[Nice] Measuring NICE STUN performance

Rémi Denis-Courmont remi.denis-courmont at nokia.com
Mon Oct 8 00:01:06 PDT 2007


Le Friday 05 October 2007 15:23:40 ext Christian Dickmann, vous avez écrit :
> I am currently trying to measure the performance of the STUN Daemon.
> Initially I tried to use a modified stunbdc to generate a lot of Binding
> Requests per second. However, the client CPU consumption was much higher
> than server CPU consumption, so I would need a lot of clients to get the
> STUN Server to a significant amount of CPU load.

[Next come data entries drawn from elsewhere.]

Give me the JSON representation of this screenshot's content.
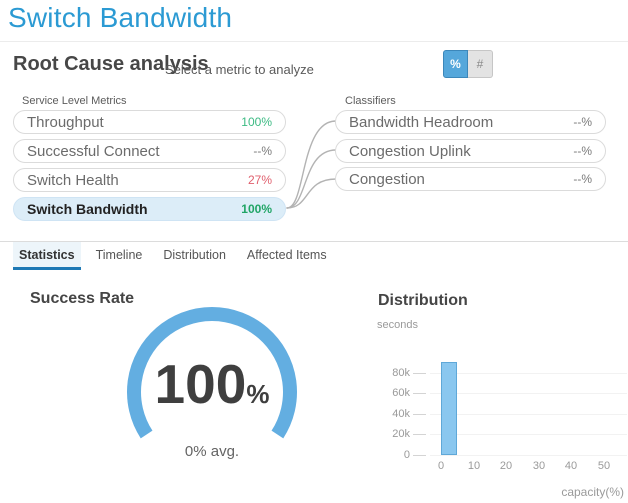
{
  "window": {
    "title": "Switch Bandwidth"
  },
  "root_cause": {
    "heading": "Root Cause analysis",
    "subheading": "Select a metric to analyze",
    "unit_toggle": {
      "percent_label": "%",
      "count_label": "#",
      "selected": "%"
    },
    "service_level_metrics": {
      "group_label": "Service Level Metrics",
      "items": [
        {
          "label": "Throughput",
          "value": "100%",
          "status": "good",
          "selected": false
        },
        {
          "label": "Successful Connect",
          "value": "--%",
          "status": "na",
          "selected": false
        },
        {
          "label": "Switch Health",
          "value": "27%",
          "status": "bad",
          "selected": false
        },
        {
          "label": "Switch Bandwidth",
          "value": "100%",
          "status": "good",
          "selected": true
        }
      ]
    },
    "classifiers": {
      "group_label": "Classifiers",
      "items": [
        {
          "label": "Bandwidth Headroom",
          "value": "--%"
        },
        {
          "label": "Congestion Uplink",
          "value": "--%"
        },
        {
          "label": "Congestion",
          "value": "--%"
        }
      ]
    }
  },
  "tabs": [
    {
      "label": "Statistics",
      "active": true
    },
    {
      "label": "Timeline",
      "active": false
    },
    {
      "label": "Distribution",
      "active": false
    },
    {
      "label": "Affected Items",
      "active": false
    }
  ],
  "colors": {
    "title_blue": "#2b9ad3",
    "gauge_blue": "#63aee1",
    "bar_fill": "#8ac7ef",
    "bar_border": "#5fa8d8",
    "good_green": "#3cba83",
    "bad_red": "#e0606e",
    "selected_pill_bg": "#dcedf8",
    "tab_underline": "#1e79b5",
    "toggle_on_bg": "#55a7db"
  },
  "chart_data": [
    {
      "type": "gauge",
      "title": "Success Rate",
      "value": 100,
      "value_label": "100",
      "unit": "%",
      "annotation": "0% avg.",
      "arc_color": "#63aee1",
      "arc_span_deg": 245
    },
    {
      "type": "bar",
      "title": "Distribution",
      "ylabel": "seconds",
      "xlabel": "capacity(%)",
      "x": [
        0
      ],
      "bar_span_x": [
        0,
        5
      ],
      "values": [
        90000
      ],
      "x_tick_labels": [
        "0",
        "10",
        "20",
        "30",
        "40",
        "50"
      ],
      "y_tick_labels": [
        "80k",
        "60k",
        "40k",
        "20k",
        "0"
      ],
      "xlim": [
        -3,
        58
      ],
      "ylim": [
        0,
        97000
      ],
      "grid": "horizontal",
      "legend": "none"
    }
  ]
}
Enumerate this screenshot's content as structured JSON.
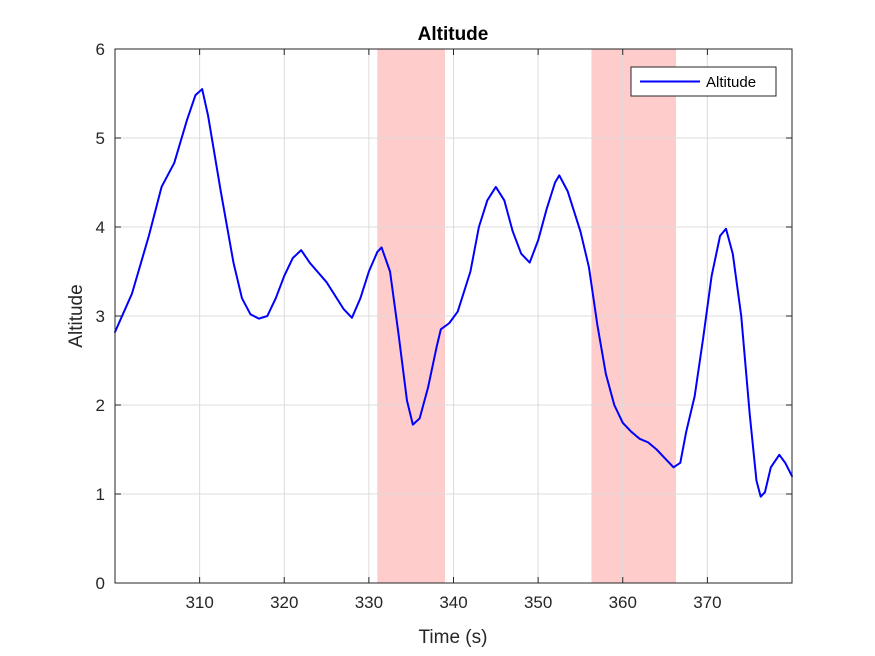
{
  "chart_data": {
    "type": "line",
    "title": "Altitude",
    "xlabel": "Time (s)",
    "ylabel": "Altitude",
    "xlim": [
      300,
      380
    ],
    "ylim": [
      0,
      6
    ],
    "xticks": [
      310,
      320,
      330,
      340,
      350,
      360,
      370
    ],
    "yticks": [
      0,
      1,
      2,
      3,
      4,
      5,
      6
    ],
    "grid": true,
    "legend_position": "top-right",
    "series": [
      {
        "name": "Altitude",
        "color": "#0000ff",
        "points": [
          [
            300,
            2.82
          ],
          [
            302,
            3.25
          ],
          [
            304,
            3.9
          ],
          [
            305.5,
            4.45
          ],
          [
            307,
            4.72
          ],
          [
            308.5,
            5.2
          ],
          [
            309.5,
            5.48
          ],
          [
            310.3,
            5.55
          ],
          [
            311,
            5.25
          ],
          [
            312.5,
            4.4
          ],
          [
            314,
            3.6
          ],
          [
            315,
            3.2
          ],
          [
            316,
            3.02
          ],
          [
            317,
            2.97
          ],
          [
            318,
            3.0
          ],
          [
            319,
            3.2
          ],
          [
            320,
            3.45
          ],
          [
            321,
            3.65
          ],
          [
            322,
            3.74
          ],
          [
            323,
            3.6
          ],
          [
            325,
            3.38
          ],
          [
            327,
            3.08
          ],
          [
            328,
            2.98
          ],
          [
            329,
            3.2
          ],
          [
            330,
            3.5
          ],
          [
            331,
            3.72
          ],
          [
            331.5,
            3.77
          ],
          [
            332.5,
            3.5
          ],
          [
            333.5,
            2.8
          ],
          [
            334.5,
            2.05
          ],
          [
            335.2,
            1.78
          ],
          [
            336,
            1.85
          ],
          [
            337,
            2.2
          ],
          [
            338,
            2.65
          ],
          [
            338.5,
            2.85
          ],
          [
            339.5,
            2.92
          ],
          [
            340.5,
            3.05
          ],
          [
            342,
            3.5
          ],
          [
            343,
            4.0
          ],
          [
            344,
            4.3
          ],
          [
            345,
            4.45
          ],
          [
            346,
            4.3
          ],
          [
            347,
            3.95
          ],
          [
            348,
            3.7
          ],
          [
            349,
            3.6
          ],
          [
            350,
            3.85
          ],
          [
            351,
            4.2
          ],
          [
            352,
            4.5
          ],
          [
            352.5,
            4.58
          ],
          [
            353.5,
            4.4
          ],
          [
            355,
            3.95
          ],
          [
            356,
            3.55
          ],
          [
            357,
            2.9
          ],
          [
            358,
            2.35
          ],
          [
            359,
            2.0
          ],
          [
            360,
            1.8
          ],
          [
            361,
            1.7
          ],
          [
            362,
            1.62
          ],
          [
            363,
            1.58
          ],
          [
            364,
            1.5
          ],
          [
            365,
            1.4
          ],
          [
            366,
            1.3
          ],
          [
            366.8,
            1.35
          ],
          [
            367.5,
            1.7
          ],
          [
            368.5,
            2.1
          ],
          [
            369.5,
            2.75
          ],
          [
            370.5,
            3.45
          ],
          [
            371.5,
            3.9
          ],
          [
            372.2,
            3.98
          ],
          [
            373,
            3.7
          ],
          [
            374,
            3.0
          ],
          [
            375,
            1.9
          ],
          [
            375.8,
            1.15
          ],
          [
            376.3,
            0.97
          ],
          [
            376.8,
            1.02
          ],
          [
            377.5,
            1.3
          ],
          [
            378.5,
            1.44
          ],
          [
            379.2,
            1.35
          ],
          [
            380,
            1.2
          ]
        ]
      }
    ],
    "highlight_bands": [
      {
        "x_range": [
          331,
          339
        ],
        "color": "#ffcccc"
      },
      {
        "x_range": [
          356.3,
          366.3
        ],
        "color": "#ffcccc"
      }
    ]
  }
}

Clients are not expected to generate a large amount of transactions. Also 
proper client-side handling requires some book-keeping that the server-side 
does not need, and needs non-predictible transaction IDs to protect against 
spoofed STUN responses injection.

So, sending/receiving STUN packets should actually be pretty fast, but 
initializing and destroying a STUN client transaction is pretty slow (it has 
hashing, memory allocation, and quite a bunch of system calls...).

> Thus, I decided to write a very very simple STUN client with a Binding
> Request hardcoded (and initially no attributes at all). I then just
> modify the transaction ID in place (and not randomly, more like a
> sequence number) and send the message as often as I need. With a forked
> process I recv the responses but do nothing else than counting them to
> make sure all requests have been answered. And in fact, this client has
> very very little CPU consumption so it seems to be perfect.

This is not safe. The client UDP socket receive queue might overflow.

> However, I got a very strange problem. The CPU consumption of the STUN
> server is not at all stable, even though I confirmed that requests
> arrive at a fairly stable rate (by using tcpdump or even by counting
> received packets in the STUN server dgram_process() routine).

I have not tried to stress test the server code, but from personal experience, 
tcpdump is very bad at stress testing. Its receive queue tends to overflow 
quite fast (especially but not only if DNS lookups are not disabled).

> The CPU
> consumption of the STUN server is not just a little bit unstable, but
> drops to 0% for seconds, even though I am sending 20,000 Binding
> Requests per second. Then, for a very short period of time, the CPU load
> jumps to 50 or 80% or so just to drop back to 0%.

This is really weird. Re-reading the stun binding discovery server code, the 
fast path really only does:

parse request...
format response...
goto loop

without any memory allocation, system call or anything.

Random ideas:
- Is the CPU time wasted in user or kernel land? the kernel UDP receive path 
is not so optimized...
- Do recvmsg()/sendmsg() return errors?
- Link-layer problems (I tend to favor loopback testing to avoid these).